Let $d = G C D (a, b)$ .
Let $a = a^{'} d$ and $b = b^{'} d$ , where $a^{'}$ and $b^{'}$ are integers. Since $d$ is the greatest common divisor of $a$ and $b$ , it follows that $gcd (a^{'}, b^{'}) = 1$ per exercise 18.6.

We want to first show that $\frac{a b}{d}$ is a common multiple of both $a$ and $b$ .
Substituting $a$ and $b$ with $a^{'} d$ and $b^{'} d$ respectively, we have

\frac{a b}{d} = \frac{a^{'} d \cdot b^{'} d}{d} = \frac{a^{'} b^{'} d^{2}}{d} = a^{'} b^{'} d

$a^{'} b^{'} d$ is clearly a multiple of both $a = a^{'} d$ and $b = b^{'} d$ as it contains both as factors.

Let $m$ be any common multiple of $a = a^{'} d$ and $b = b^{'} d$ . Then, $m = a^{'} d b_{1} = b^{'} d a_{1} = d a^{'} b_{1} = d b^{'} a_{1}$ for some integers $a_{1}$ and $b_{1}$ . As $gcd (a^{'}, b^{'}) = 1$ , we know that $a^{'}$ divides $b_{1}$ and $b^{'}$ divides $a_{1}$ . So we can write $b_{1} = a^{'} k$ and $a_{1} = b^{'} k$ for some integer $k$ .

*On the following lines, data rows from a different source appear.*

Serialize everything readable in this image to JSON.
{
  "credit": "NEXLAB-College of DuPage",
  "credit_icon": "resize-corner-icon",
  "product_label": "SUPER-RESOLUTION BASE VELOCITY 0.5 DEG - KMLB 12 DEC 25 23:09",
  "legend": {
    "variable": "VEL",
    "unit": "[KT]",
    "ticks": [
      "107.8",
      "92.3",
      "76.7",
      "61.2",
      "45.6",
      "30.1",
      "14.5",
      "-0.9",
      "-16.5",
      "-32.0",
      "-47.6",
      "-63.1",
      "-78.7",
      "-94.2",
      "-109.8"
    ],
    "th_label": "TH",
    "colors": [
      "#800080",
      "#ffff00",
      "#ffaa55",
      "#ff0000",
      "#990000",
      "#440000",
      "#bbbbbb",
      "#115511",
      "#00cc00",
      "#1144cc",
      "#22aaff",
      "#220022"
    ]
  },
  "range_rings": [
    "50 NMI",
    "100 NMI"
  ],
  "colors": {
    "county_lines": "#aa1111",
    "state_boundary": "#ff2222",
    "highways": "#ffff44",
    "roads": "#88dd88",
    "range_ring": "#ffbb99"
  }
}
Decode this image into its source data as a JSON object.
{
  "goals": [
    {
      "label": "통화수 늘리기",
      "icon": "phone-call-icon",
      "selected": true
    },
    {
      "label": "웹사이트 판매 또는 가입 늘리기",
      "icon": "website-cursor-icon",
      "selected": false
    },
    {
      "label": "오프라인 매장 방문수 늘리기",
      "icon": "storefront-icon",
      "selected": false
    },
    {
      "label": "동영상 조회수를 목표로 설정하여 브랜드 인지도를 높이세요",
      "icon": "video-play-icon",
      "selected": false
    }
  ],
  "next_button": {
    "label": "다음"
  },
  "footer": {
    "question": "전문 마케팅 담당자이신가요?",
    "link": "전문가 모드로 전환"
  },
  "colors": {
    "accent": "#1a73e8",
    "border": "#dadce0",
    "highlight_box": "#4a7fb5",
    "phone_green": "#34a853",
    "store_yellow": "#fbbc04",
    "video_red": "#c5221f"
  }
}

Substituting back into the equation $m = d a^{'} b_{1} = d b^{'} a_{1}$ , we get

m = d a^{'} (a^{'} k) = d b^{'} (b^{'} k) = d^{2} a^{' 2} k = d^{2} b^{' 2} k = a^{'} b^{'} d^{2} k

Dividing by $k$ on both sides, we get:

\frac{m}{k} = a^{'} b^{'} d^{2} = \frac{a b}{d}

Since $k$ is an integer and $m$ is a common multiple of $a$ and $b$ , $\frac{m}{k}$ is also a common multiple of $a$ and $b$ .

Therefore, $\frac{a b}{d}$ divides every other positive common multiple of $a$ and $b$ .

Hence, $\frac{a b}{d}$ is the least common multiple of $a$ and $b$ . $◻$